Looking to slim down? Then beige is your color, at least as far as fat is concerned.
Scientists at Dana-Farber Cancer Institute have isolated a new type of energy-burning cell known as "beige fat," which they say may have therapeutic potential for aiding weight loss and treating obesity in adults.
According to a new report published in the journal Cell, beige fat is scattered in pea-size deposits beneath the skin near the collarbone and along the spine. But rather than storing excess calories in the form of jiggly thighs and a jelly belly as blubbery-and-prolific white fat does, this type of fat is a calorie burner.
"During exercise, muscles release the hormone irisin, which then converts ordinary white fat cells into beige ones – and those beige cells burn up extra calories," explains Bruce Spiegelman, the senior author of the paper.
It's long been known that the calories burned during exercise exceed the number used during the actual activity. Beige fat could be responsible for torching these extra calories. However, because the muscles also release irisin when the body is cold, Spiegelman speculates that the beige fat mechanism might have evolved as a response to shivering, which, like exercise, is a neuromuscular activity.
Spiegelman doesn't necessarily believe the conversion of cells to beige is permanent. "It's an adaptive process," he says. "They probably increase or decrease depending on physiological conditions such as age, sex and obesity."
This could be why more brown fat and perhaps more beige fat is present in people who are fit and physically active versus those who are slothful couch potatoes. An attractive hypothesis to be sure, but Spiegelman cautions there's not yet enough evidence to prove it.
Beige fat appears to be genetically distinct from "brown fat" another type of fat found in small amounts in the necks and collarbones of adults and in larger amounts in rodents and human infants. It's distinct from the white fat that plagues anyone who struggles to lose weight. Both brown and beige fat have an abundance of mitochondria, the tiny power plants of the cell that convert food into energy and generate heat. Both types contain iron, which gives them their distinctive brown and beige hues.
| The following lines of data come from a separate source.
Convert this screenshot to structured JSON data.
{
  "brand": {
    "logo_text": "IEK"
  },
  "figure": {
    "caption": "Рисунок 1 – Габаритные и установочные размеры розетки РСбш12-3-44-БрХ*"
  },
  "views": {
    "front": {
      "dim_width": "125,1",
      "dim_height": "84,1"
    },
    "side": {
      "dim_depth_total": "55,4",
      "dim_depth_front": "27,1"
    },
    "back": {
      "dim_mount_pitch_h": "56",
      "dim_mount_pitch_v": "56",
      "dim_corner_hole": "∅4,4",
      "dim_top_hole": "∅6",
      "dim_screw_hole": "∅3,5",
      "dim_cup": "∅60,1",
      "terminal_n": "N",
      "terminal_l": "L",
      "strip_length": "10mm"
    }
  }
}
But the two fats differ in a number of ways. One key difference is that brown fat cells express high levels of UCP1, a protein required by mitochondria that burns calories and generates heat, whereas beige cells normally express low levels of it. Beige cells can, however, turn on high levels of UCP1 in response to cold or the release of irisin, enabling beige fat to burn calories nearly as effectively as brown fat. Also, brown fat cells appear to arise from stem cells precursors that also produce muscle cells, while beige fat forms within deposits of white fat cells from beige cell precursors.
The discovery of irisin, and its ability to transform white fat to brown fat was originally announced in another paper by Spiegelman that his team published earlier this year. This latest Cell report confirms that irisin specifically stimulates white fat to produce beige fat.
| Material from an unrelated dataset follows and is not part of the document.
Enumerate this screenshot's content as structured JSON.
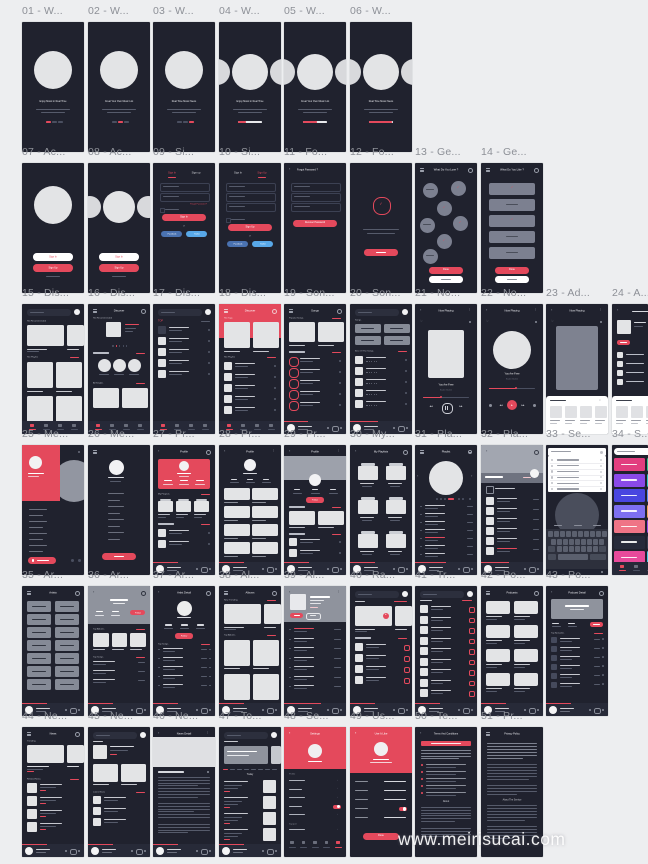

Dr. Dazid Katz, director of the Yale University Prevention Research Center, said the existence of a middle ground between white and brown fat makes sense.
We already knew that exercise could induce a transformation of white fat to brown," he said. "This simply characterizes the intermediate state. The functional significance of this 'beige fat' appears to be what we already knew: exercise, and cold, can raise energy expenditure in part through the activation of brown fat."
The hope, of course, is that the beige fat cells might one day lead to new treatments for obesity and diabetes. Dana-Farber has licensed both discoveries to Ember Therapeutics, a biotech company founded by Spiegelman. Keith Ayoob, associate clinical professor of pediatrics at the Albert Einstein College of Medicine, said that this research will be crucial in determining whether anything useful can come from this discovery.
"We need to know more about how much is there, why some people may have a greater or lesser proportion of it, and to see if it can be of use in helping people lose weight," Ayoob said. "There may be a way -- probably via a drug -- to stimulate either the production of beige or brown fat over white fat, or to increase fat breakdown.
Would such a drug be a good idea? Katz said he remains skeptical, saying that he believes the finding means "that the quest for a magical means of tickling both brown and beige fat into burning more calories ... without the ... inconvenience of actually exercising or eating better will continue in earnest.
"To date, our efforts to tickle the metabolic engine in this selective manner have reaped a whirlwind of unintended consequences, and frankly, I see that peril around this corner as well."
As for using cold and shivering as an alternative to exercise – some diet gurus are already recommending this – Spiegelman says forget about it.
"Anyone can write a book to say it works, but this demands serious research and clinical trials," he said. "We've never done the experiments before, and it would be a pretty uncomfortable therapy, so realistically I don't think it's a good road to travel down."